This feature release of Norconex Importer brings bug fixes, enhancements, and great new features, such as OCR and translation support. Keep reading for all the details on some of this release’s most interesting changes. While Java can be used to configure and use the Importer, XML configuration is used here for demonstration purposes. You can find all Importer configuration options here.
About Norconex Importer
Norconex Importer is an open-source product for extracting and manipulating text and metadata from files of various formats. It works for stand-alone use or as a Java library. It’s an essential component of Norconex Collectors for processing crawled documents. You can make Norconex Importer an essential piece of your ETL pipeline.
Norconex Importer now leverages Apache Tika 1.7’s newly introduced ORC capability. To convert popular image formats (PNG, TIFF, JPEG, etc.) to text, download a copy of Tesseract OCR for your operating system, and reference its install location in your Importer configuration. When enabled, OCR will process embedded images too (e.g., PDF with image for text). The class configure to enable OCR support is GenericDocumentParserFactory.
<documentParserFactory class="com.norconex.importer.parser.GenericDocumentParserFactory" > <ocr path="(path to Tesseract OCR software install)"> <languages>eng,fra</languages> </ocr> </documentParserFactory>
With the new TranslatorSplitter class, it’s now possible to hook Norconex Importer with a translation API. The Apache Tika API has been extended to provide the ability to translate a mix of document content or specific document fields. The translation APIs supported out-of-the-box are Microsoft, Google, Lingo24, and Moses.
<postParseHandlers> <spitter class="com.norconex.importer.handler.splitter.impl.TranslatorSplitter" api="microsoft"> <clientId>YOUR_CLIENT_ID</clientId> <secretId>YOUR_SECRET_ID</secretId> </spitter> </postParseHandlers>
Dynamic title creation
Too many documents do not have a valid title, when they have a title at all. What if you need a title to represent each document? What do you do in such cases? Do you take the file name as the title? Not so nice. Do you take the document property called “title”? Not reliable. You now have a new option with the TitleGeneratorTagger. It will try to detect a decent title out of your document. In cases where it can’t, it offers a few alternate options. You always get something back.
<postParseHandlers> <tagger class="com.norconex.importer.handler.tagger.impl.TitleGeneratorTagger" toField="generated_title" fallbackMaxLength="250" detectHeading="true" detectHeadingMinLength="10" detectHeadingMaxLength="500" /> </postParseHandlers>
Saving of parsing errors
A new top-level configuration option was introduced so that every file generating parsing errors gets saved in a location of your choice. These files will be saved along with the metadata obtained so far (if any), along with the Java exception that was thrown. This is a great addition to help troubleshoot parsing failures.
<importer> <parseErrorsSaveDir>/path/to/store/bad/files</parseErrorsSaveDir> </importer>
Document parsing improvements
The content type detection accuracy and performance were improved with this release. In addition, document parsing features the following additions and improvements:
- Better PDF support with addition of PDF XFA (dynamic forms) text extraction, as well as improved space detection (eliminating many space-stripping issues). Also, PDFs with JBIG2 and jpeg2000 image formats are now parsed properly.

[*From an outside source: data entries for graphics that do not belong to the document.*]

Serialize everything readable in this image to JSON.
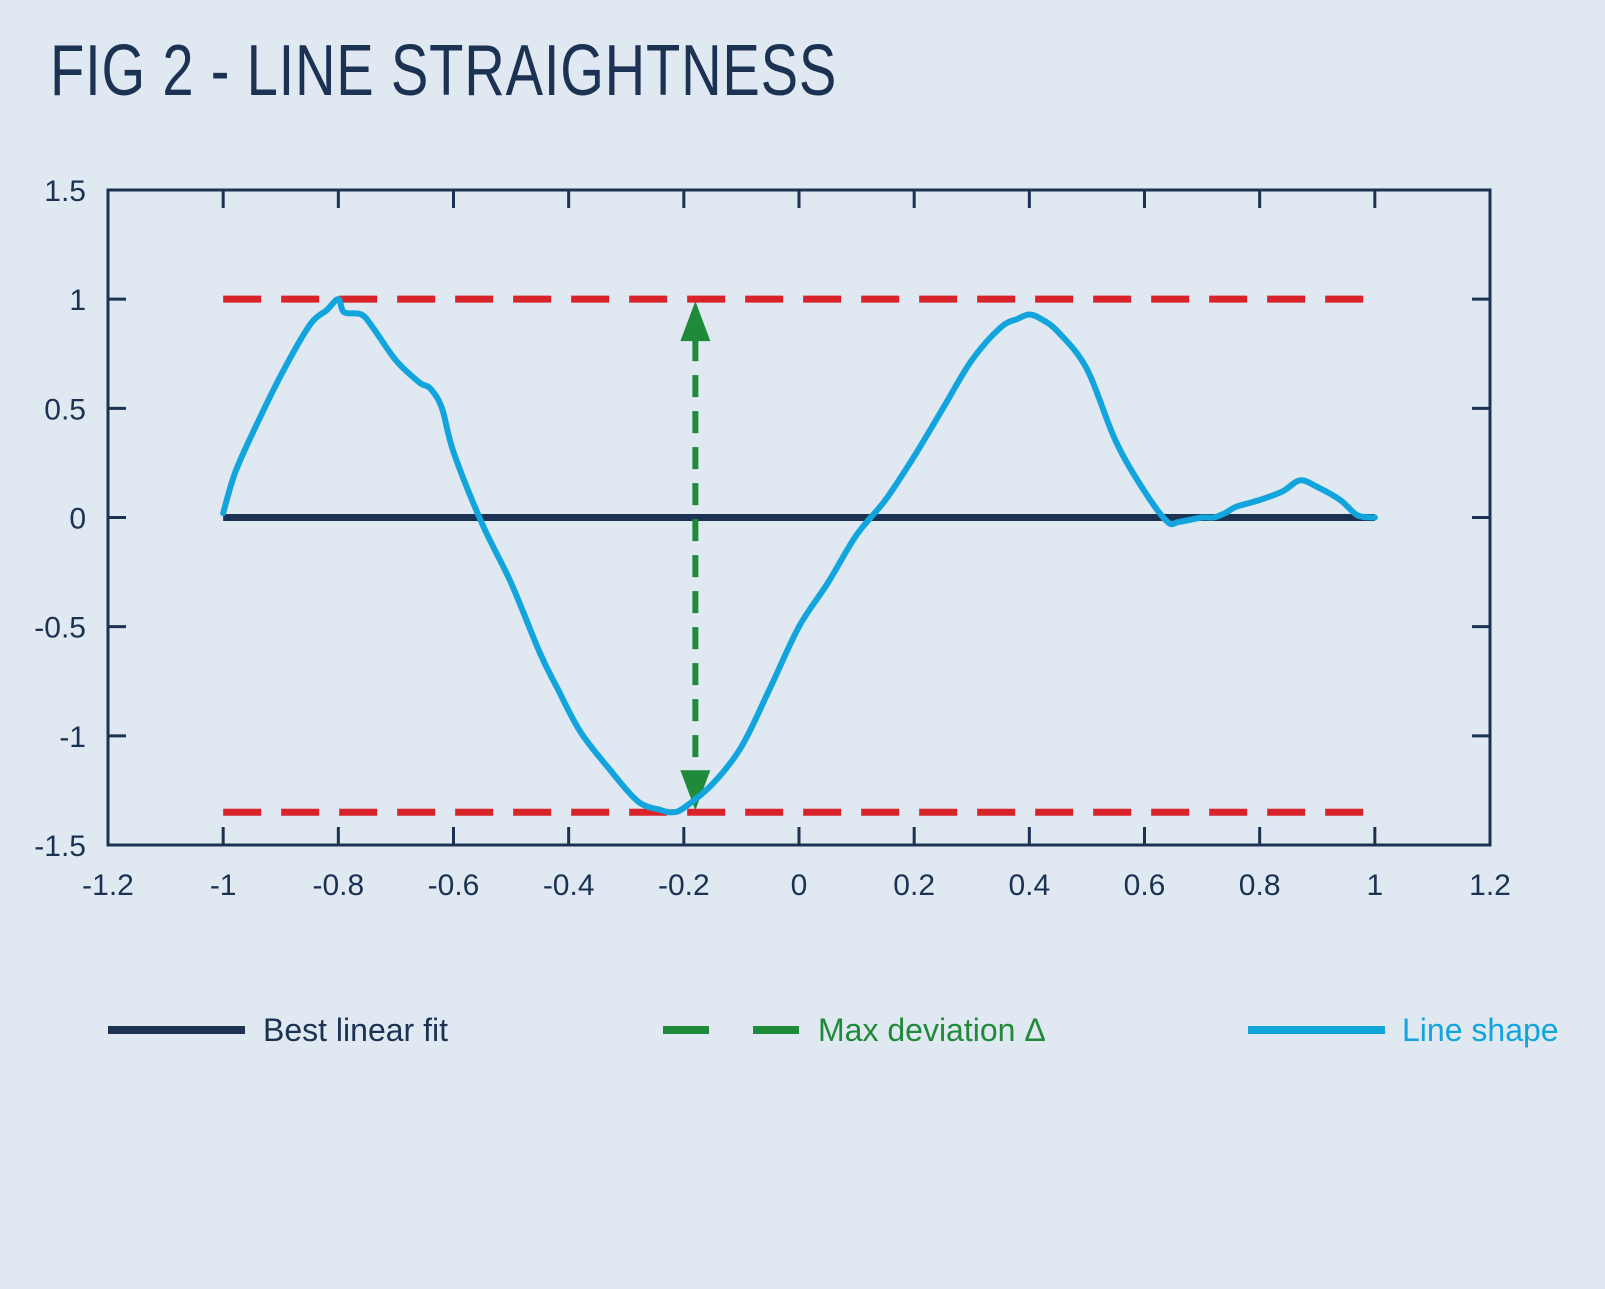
{
  "title": "FIG 2 - LINE STRAIGHTNESS",
  "colors": {
    "background": "#e0e8f2",
    "axis": "#1b3252",
    "fit": "#1b3252",
    "shape": "#12a4dc",
    "deviation": "#1f8a3a",
    "bounds": "#d8232a"
  },
  "chart_data": {
    "type": "line",
    "title": "FIG 2 - LINE STRAIGHTNESS",
    "xlabel": "",
    "ylabel": "",
    "xlim": [
      -1.2,
      1.2
    ],
    "ylim": [
      -1.5,
      1.5
    ],
    "xticks": [
      "-1.2",
      "-1",
      "-0.8",
      "-0.6",
      "-0.4",
      "-0.2",
      "0",
      "0.2",
      "0.4",
      "0.6",
      "0.8",
      "1",
      "1.2"
    ],
    "yticks": [
      "-1.5",
      "-1",
      "-0.5",
      "0",
      "0.5",
      "1",
      "1.5"
    ],
    "grid": false,
    "legend": {
      "placement": "bottom"
    },
    "series": [
      {
        "name": "Best linear fit",
        "x": [
          -1,
          1
        ],
        "y": [
          0,
          0
        ]
      },
      {
        "name": "Line shape",
        "x": [
          -1.0,
          -0.98,
          -0.95,
          -0.9,
          -0.85,
          -0.82,
          -0.8,
          -0.79,
          -0.76,
          -0.74,
          -0.7,
          -0.66,
          -0.64,
          -0.62,
          -0.6,
          -0.55,
          -0.5,
          -0.45,
          -0.42,
          -0.38,
          -0.33,
          -0.28,
          -0.24,
          -0.22,
          -0.2,
          -0.15,
          -0.1,
          -0.05,
          0.0,
          0.05,
          0.1,
          0.15,
          0.2,
          0.25,
          0.3,
          0.35,
          0.38,
          0.4,
          0.42,
          0.45,
          0.5,
          0.55,
          0.6,
          0.64,
          0.66,
          0.7,
          0.72,
          0.74,
          0.76,
          0.8,
          0.84,
          0.87,
          0.9,
          0.94,
          0.97,
          1.0
        ],
        "y": [
          0.02,
          0.2,
          0.38,
          0.65,
          0.88,
          0.95,
          1.0,
          0.94,
          0.93,
          0.87,
          0.72,
          0.62,
          0.59,
          0.5,
          0.3,
          -0.03,
          -0.3,
          -0.62,
          -0.78,
          -0.98,
          -1.15,
          -1.3,
          -1.34,
          -1.35,
          -1.33,
          -1.22,
          -1.05,
          -0.78,
          -0.5,
          -0.3,
          -0.08,
          0.08,
          0.28,
          0.5,
          0.72,
          0.87,
          0.91,
          0.93,
          0.91,
          0.85,
          0.68,
          0.35,
          0.12,
          -0.02,
          -0.02,
          0.0,
          0.0,
          0.02,
          0.05,
          0.08,
          0.12,
          0.17,
          0.14,
          0.08,
          0.01,
          0.0
        ]
      }
    ],
    "bounds": [
      1,
      -1.35
    ],
    "max_deviation": {
      "x": -0.18,
      "y_top": 1,
      "y_bottom": -1.35
    },
    "legend_entries": [
      {
        "label": "Best linear fit",
        "style": "solid"
      },
      {
        "label": "Max deviation Δ",
        "style": "dashed"
      },
      {
        "label": "Line shape",
        "style": "solid"
      }
    ]
  }
}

- New XFDL parser (PureEdge Extensible Forms Description Language). Supports both Gzipped/Base64 encoded and plain text versions.

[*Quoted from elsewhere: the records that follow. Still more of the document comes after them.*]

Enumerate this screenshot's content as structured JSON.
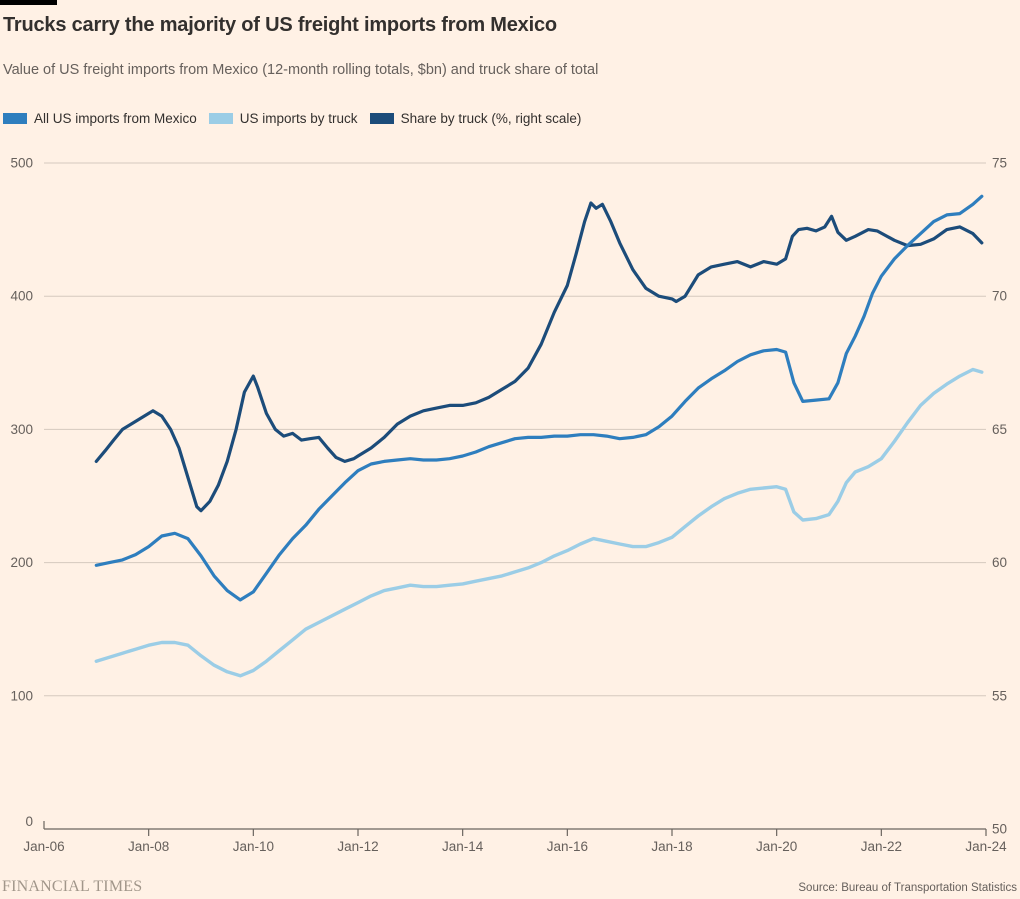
{
  "header": {
    "title": "Trucks carry the majority of US freight imports from Mexico",
    "subtitle": "Value of US freight imports from Mexico (12-month rolling totals, $bn) and truck share of total"
  },
  "footer": {
    "brand": "FINANCIAL TIMES",
    "source": "Source: Bureau of Transportation Statistics"
  },
  "colors": {
    "background": "#FFF1E5",
    "title_text": "#33302E",
    "muted_text": "#66605C",
    "gridline": "#D5C9BE",
    "axis": "#6B655F",
    "series_all_imports": "#2E7EBE",
    "series_truck_imports": "#9BCDE6",
    "series_truck_share": "#1C4C7A"
  },
  "chart_data": {
    "type": "line",
    "title": "Trucks carry the majority of US freight imports from Mexico",
    "subtitle": "Value of US freight imports from Mexico (12-month rolling totals, $bn) and truck share of total",
    "grid": "horizontal",
    "legend_position": "top",
    "x_axis": {
      "range": [
        2006,
        2024
      ],
      "ticks": [
        {
          "year": 2006,
          "label": "Jan-06"
        },
        {
          "year": 2008,
          "label": "Jan-08"
        },
        {
          "year": 2010,
          "label": "Jan-10"
        },
        {
          "year": 2012,
          "label": "Jan-12"
        },
        {
          "year": 2014,
          "label": "Jan-14"
        },
        {
          "year": 2016,
          "label": "Jan-16"
        },
        {
          "year": 2018,
          "label": "Jan-18"
        },
        {
          "year": 2020,
          "label": "Jan-20"
        },
        {
          "year": 2022,
          "label": "Jan-22"
        },
        {
          "year": 2024,
          "label": "Jan-24"
        }
      ]
    },
    "y_left": {
      "range": [
        0,
        500
      ],
      "ticks": [
        0,
        100,
        200,
        300,
        400,
        500
      ],
      "unit": "$bn"
    },
    "y_right": {
      "range": [
        50,
        75
      ],
      "ticks": [
        50,
        55,
        60,
        65,
        70,
        75
      ],
      "unit": "%"
    },
    "series": [
      {
        "name": "US imports by truck",
        "axis": "left",
        "color": "#9BCDE6",
        "width": 3.4,
        "points": [
          [
            2007.0,
            126
          ],
          [
            2007.25,
            129
          ],
          [
            2007.5,
            132
          ],
          [
            2007.75,
            135
          ],
          [
            2008.0,
            138
          ],
          [
            2008.25,
            140
          ],
          [
            2008.5,
            140
          ],
          [
            2008.75,
            138
          ],
          [
            2009.0,
            130
          ],
          [
            2009.25,
            123
          ],
          [
            2009.5,
            118
          ],
          [
            2009.75,
            115
          ],
          [
            2010.0,
            119
          ],
          [
            2010.25,
            126
          ],
          [
            2010.5,
            134
          ],
          [
            2010.75,
            142
          ],
          [
            2011.0,
            150
          ],
          [
            2011.25,
            155
          ],
          [
            2011.5,
            160
          ],
          [
            2011.75,
            165
          ],
          [
            2012.0,
            170
          ],
          [
            2012.25,
            175
          ],
          [
            2012.5,
            179
          ],
          [
            2012.75,
            181
          ],
          [
            2013.0,
            183
          ],
          [
            2013.25,
            182
          ],
          [
            2013.5,
            182
          ],
          [
            2013.75,
            183
          ],
          [
            2014.0,
            184
          ],
          [
            2014.25,
            186
          ],
          [
            2014.5,
            188
          ],
          [
            2014.75,
            190
          ],
          [
            2015.0,
            193
          ],
          [
            2015.25,
            196
          ],
          [
            2015.5,
            200
          ],
          [
            2015.75,
            205
          ],
          [
            2016.0,
            209
          ],
          [
            2016.25,
            214
          ],
          [
            2016.5,
            218
          ],
          [
            2016.75,
            216
          ],
          [
            2017.0,
            214
          ],
          [
            2017.25,
            212
          ],
          [
            2017.5,
            212
          ],
          [
            2017.75,
            215
          ],
          [
            2018.0,
            219
          ],
          [
            2018.25,
            227
          ],
          [
            2018.5,
            235
          ],
          [
            2018.75,
            242
          ],
          [
            2019.0,
            248
          ],
          [
            2019.25,
            252
          ],
          [
            2019.5,
            255
          ],
          [
            2019.75,
            256
          ],
          [
            2020.0,
            257
          ],
          [
            2020.17,
            255
          ],
          [
            2020.33,
            238
          ],
          [
            2020.5,
            232
          ],
          [
            2020.75,
            233
          ],
          [
            2021.0,
            236
          ],
          [
            2021.17,
            246
          ],
          [
            2021.33,
            260
          ],
          [
            2021.5,
            268
          ],
          [
            2021.75,
            272
          ],
          [
            2022.0,
            278
          ],
          [
            2022.25,
            291
          ],
          [
            2022.5,
            305
          ],
          [
            2022.75,
            318
          ],
          [
            2023.0,
            327
          ],
          [
            2023.25,
            334
          ],
          [
            2023.5,
            340
          ],
          [
            2023.75,
            345
          ],
          [
            2023.92,
            343
          ]
        ]
      },
      {
        "name": "Share by truck (%, right scale)",
        "axis": "right",
        "color": "#1C4C7A",
        "width": 3.2,
        "points": [
          [
            2007.0,
            63.8
          ],
          [
            2007.17,
            64.2
          ],
          [
            2007.33,
            64.6
          ],
          [
            2007.5,
            65.0
          ],
          [
            2007.75,
            65.3
          ],
          [
            2008.0,
            65.6
          ],
          [
            2008.08,
            65.7
          ],
          [
            2008.25,
            65.5
          ],
          [
            2008.42,
            65.0
          ],
          [
            2008.58,
            64.3
          ],
          [
            2008.75,
            63.2
          ],
          [
            2008.92,
            62.1
          ],
          [
            2009.0,
            61.95
          ],
          [
            2009.17,
            62.3
          ],
          [
            2009.33,
            62.9
          ],
          [
            2009.5,
            63.8
          ],
          [
            2009.67,
            65.0
          ],
          [
            2009.83,
            66.4
          ],
          [
            2010.0,
            67.0
          ],
          [
            2010.08,
            66.6
          ],
          [
            2010.25,
            65.6
          ],
          [
            2010.42,
            65.0
          ],
          [
            2010.58,
            64.75
          ],
          [
            2010.75,
            64.85
          ],
          [
            2010.92,
            64.6
          ],
          [
            2011.08,
            64.65
          ],
          [
            2011.25,
            64.7
          ],
          [
            2011.42,
            64.3
          ],
          [
            2011.58,
            63.95
          ],
          [
            2011.75,
            63.8
          ],
          [
            2011.92,
            63.9
          ],
          [
            2012.0,
            64.0
          ],
          [
            2012.25,
            64.3
          ],
          [
            2012.5,
            64.7
          ],
          [
            2012.75,
            65.2
          ],
          [
            2013.0,
            65.5
          ],
          [
            2013.25,
            65.7
          ],
          [
            2013.5,
            65.8
          ],
          [
            2013.75,
            65.9
          ],
          [
            2014.0,
            65.9
          ],
          [
            2014.25,
            66.0
          ],
          [
            2014.5,
            66.2
          ],
          [
            2014.75,
            66.5
          ],
          [
            2015.0,
            66.8
          ],
          [
            2015.25,
            67.3
          ],
          [
            2015.5,
            68.2
          ],
          [
            2015.75,
            69.4
          ],
          [
            2016.0,
            70.4
          ],
          [
            2016.17,
            71.6
          ],
          [
            2016.33,
            72.8
          ],
          [
            2016.45,
            73.5
          ],
          [
            2016.55,
            73.3
          ],
          [
            2016.67,
            73.45
          ],
          [
            2016.83,
            72.8
          ],
          [
            2017.0,
            72.0
          ],
          [
            2017.25,
            71.0
          ],
          [
            2017.5,
            70.3
          ],
          [
            2017.75,
            70.0
          ],
          [
            2018.0,
            69.9
          ],
          [
            2018.08,
            69.8
          ],
          [
            2018.25,
            70.0
          ],
          [
            2018.5,
            70.8
          ],
          [
            2018.75,
            71.1
          ],
          [
            2019.0,
            71.2
          ],
          [
            2019.25,
            71.3
          ],
          [
            2019.5,
            71.1
          ],
          [
            2019.75,
            71.3
          ],
          [
            2020.0,
            71.2
          ],
          [
            2020.17,
            71.4
          ],
          [
            2020.3,
            72.25
          ],
          [
            2020.42,
            72.5
          ],
          [
            2020.58,
            72.55
          ],
          [
            2020.75,
            72.45
          ],
          [
            2020.92,
            72.6
          ],
          [
            2021.05,
            73.0
          ],
          [
            2021.17,
            72.4
          ],
          [
            2021.33,
            72.1
          ],
          [
            2021.5,
            72.25
          ],
          [
            2021.75,
            72.5
          ],
          [
            2021.92,
            72.45
          ],
          [
            2022.25,
            72.1
          ],
          [
            2022.5,
            71.9
          ],
          [
            2022.75,
            71.95
          ],
          [
            2023.0,
            72.15
          ],
          [
            2023.25,
            72.5
          ],
          [
            2023.5,
            72.6
          ],
          [
            2023.75,
            72.35
          ],
          [
            2023.92,
            72.0
          ]
        ]
      },
      {
        "name": "All US imports from Mexico",
        "axis": "left",
        "color": "#2E7EBE",
        "width": 3.2,
        "points": [
          [
            2007.0,
            198
          ],
          [
            2007.25,
            200
          ],
          [
            2007.5,
            202
          ],
          [
            2007.75,
            206
          ],
          [
            2008.0,
            212
          ],
          [
            2008.25,
            220
          ],
          [
            2008.5,
            222
          ],
          [
            2008.75,
            218
          ],
          [
            2009.0,
            205
          ],
          [
            2009.25,
            190
          ],
          [
            2009.5,
            179
          ],
          [
            2009.75,
            172
          ],
          [
            2010.0,
            178
          ],
          [
            2010.25,
            192
          ],
          [
            2010.5,
            206
          ],
          [
            2010.75,
            218
          ],
          [
            2011.0,
            228
          ],
          [
            2011.25,
            240
          ],
          [
            2011.5,
            250
          ],
          [
            2011.75,
            260
          ],
          [
            2012.0,
            269
          ],
          [
            2012.25,
            274
          ],
          [
            2012.5,
            276
          ],
          [
            2012.75,
            277
          ],
          [
            2013.0,
            278
          ],
          [
            2013.25,
            277
          ],
          [
            2013.5,
            277
          ],
          [
            2013.75,
            278
          ],
          [
            2014.0,
            280
          ],
          [
            2014.25,
            283
          ],
          [
            2014.5,
            287
          ],
          [
            2014.75,
            290
          ],
          [
            2015.0,
            293
          ],
          [
            2015.25,
            294
          ],
          [
            2015.5,
            294
          ],
          [
            2015.75,
            295
          ],
          [
            2016.0,
            295
          ],
          [
            2016.25,
            296
          ],
          [
            2016.5,
            296
          ],
          [
            2016.75,
            295
          ],
          [
            2017.0,
            293
          ],
          [
            2017.25,
            294
          ],
          [
            2017.5,
            296
          ],
          [
            2017.75,
            302
          ],
          [
            2018.0,
            310
          ],
          [
            2018.25,
            321
          ],
          [
            2018.5,
            331
          ],
          [
            2018.75,
            338
          ],
          [
            2019.0,
            344
          ],
          [
            2019.25,
            351
          ],
          [
            2019.5,
            356
          ],
          [
            2019.75,
            359
          ],
          [
            2020.0,
            360
          ],
          [
            2020.17,
            358
          ],
          [
            2020.33,
            335
          ],
          [
            2020.5,
            321
          ],
          [
            2020.75,
            322
          ],
          [
            2021.0,
            323
          ],
          [
            2021.17,
            335
          ],
          [
            2021.33,
            357
          ],
          [
            2021.5,
            370
          ],
          [
            2021.67,
            385
          ],
          [
            2021.83,
            402
          ],
          [
            2022.0,
            415
          ],
          [
            2022.25,
            428
          ],
          [
            2022.5,
            438
          ],
          [
            2022.75,
            447
          ],
          [
            2023.0,
            456
          ],
          [
            2023.25,
            461
          ],
          [
            2023.5,
            462
          ],
          [
            2023.75,
            469
          ],
          [
            2023.92,
            475
          ]
        ]
      }
    ],
    "legend_order": [
      "All US imports from Mexico",
      "US imports by truck",
      "Share by truck (%, right scale)"
    ]
  }
}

- New, much improved WordPerfect parser now parsing WordPerfect documents according to WordPerfect file specifications.
- New Quattro Pro parser for parsing Quattro Pro documents according to Quattro Pro file specifications.
- JBIG2 and jpeg2000 image formats are now recognized.
You want more?
The list of changes and improvements doesn’t stop here. Read the product release notes for a complete list of changes.
Unfamiliar with this product? No sweat — read this “Getting Started” page.
If not already out when you read this, the next feature release of Norconex HTTP Collector and Norconex Filesystem Collector will both ship with this version of the Importer. Can’t wait for the release? Manually upgrade the Norconex Importer library to take advantage of these new features in your favorite crawler.